The purpose of this blog post is three-fold: to chat about the major findings (including some interpretations too uncertain for the paper), to share the human side of the story, because our brains work in narratives, and to highlight the most important lessons I learned about doing useful RL research.

Let’s go!

Part 1: Human Side to the Research

1.1 Why Study Tactile RL?

This research kicked off my journey into Reinforcement Learning (RL) as a first-year PhD student. My background was all over the place: assistive robotics (DLR), semantic perception (JPL), and even astrophysics. I had zero prior experience in RL, but I thought it was the most compelling form of robot learning, so I was determined to study it.

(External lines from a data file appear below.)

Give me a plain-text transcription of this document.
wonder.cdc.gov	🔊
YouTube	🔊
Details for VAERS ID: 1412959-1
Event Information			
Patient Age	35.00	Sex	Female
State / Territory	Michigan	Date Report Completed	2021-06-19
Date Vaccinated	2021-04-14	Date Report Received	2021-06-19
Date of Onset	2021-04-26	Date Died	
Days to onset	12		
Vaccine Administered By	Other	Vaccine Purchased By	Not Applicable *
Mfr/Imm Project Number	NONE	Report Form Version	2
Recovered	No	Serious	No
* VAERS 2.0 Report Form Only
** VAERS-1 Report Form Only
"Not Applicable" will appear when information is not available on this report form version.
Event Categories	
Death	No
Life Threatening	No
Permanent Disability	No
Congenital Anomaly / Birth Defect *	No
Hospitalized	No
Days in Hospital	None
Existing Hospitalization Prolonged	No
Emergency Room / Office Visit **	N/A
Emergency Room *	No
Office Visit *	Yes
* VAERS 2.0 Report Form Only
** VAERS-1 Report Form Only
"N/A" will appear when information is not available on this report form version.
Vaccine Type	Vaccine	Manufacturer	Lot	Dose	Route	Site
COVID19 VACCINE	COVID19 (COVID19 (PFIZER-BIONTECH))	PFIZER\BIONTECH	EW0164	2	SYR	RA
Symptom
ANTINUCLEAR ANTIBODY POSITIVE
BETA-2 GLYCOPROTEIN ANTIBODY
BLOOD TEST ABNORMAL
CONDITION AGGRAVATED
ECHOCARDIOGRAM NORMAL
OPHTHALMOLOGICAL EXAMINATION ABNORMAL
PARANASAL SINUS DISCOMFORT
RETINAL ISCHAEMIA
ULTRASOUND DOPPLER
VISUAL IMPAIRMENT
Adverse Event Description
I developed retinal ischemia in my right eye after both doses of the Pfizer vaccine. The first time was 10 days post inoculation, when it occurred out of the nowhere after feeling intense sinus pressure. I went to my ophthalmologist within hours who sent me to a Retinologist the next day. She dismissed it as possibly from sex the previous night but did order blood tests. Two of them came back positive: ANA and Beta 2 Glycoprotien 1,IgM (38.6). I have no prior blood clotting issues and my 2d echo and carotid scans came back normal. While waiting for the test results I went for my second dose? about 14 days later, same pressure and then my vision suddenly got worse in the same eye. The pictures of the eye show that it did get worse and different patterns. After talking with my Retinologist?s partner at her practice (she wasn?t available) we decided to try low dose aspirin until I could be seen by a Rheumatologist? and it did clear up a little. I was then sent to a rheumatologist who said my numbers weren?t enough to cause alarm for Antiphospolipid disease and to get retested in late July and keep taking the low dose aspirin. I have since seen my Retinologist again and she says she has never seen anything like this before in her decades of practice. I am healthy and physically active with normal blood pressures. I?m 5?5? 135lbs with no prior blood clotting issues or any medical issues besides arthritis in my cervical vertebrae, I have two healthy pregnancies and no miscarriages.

I was immediately drawn to learning from tactile feedback because of the ultimate goal I had in mind: physical human-robot interaction. My interest in robotics stems from the belief that they can dramatically improve the quality of life for many people as physical assistants (less so to just do my laundry, though that’d be nice).

However, being up close with full-size robots was quite scary for me; it took some serious getting used to. This is me in 2022 as a Bachelors student, pretty terrified to go near the robot and standing way out of the way… image.png …to me this year in Japan, happy for a robot to squeeze my torso and lift me up

image0.jpeg

I was comfortable with this robot (named AIREC) lifting me up because it was controlled with impedance control. That means it could actually modulate its motion based on the torques placed on the joints. AKA, it could feel me.

However, most robots who learn policies with RL cannot “feel”. They’re typically controlled via joint position commands (position control). For observations, they know where their body is (proprioception), and they might be given the exact pose of the object (ground-truth information) or a camera stream (vision).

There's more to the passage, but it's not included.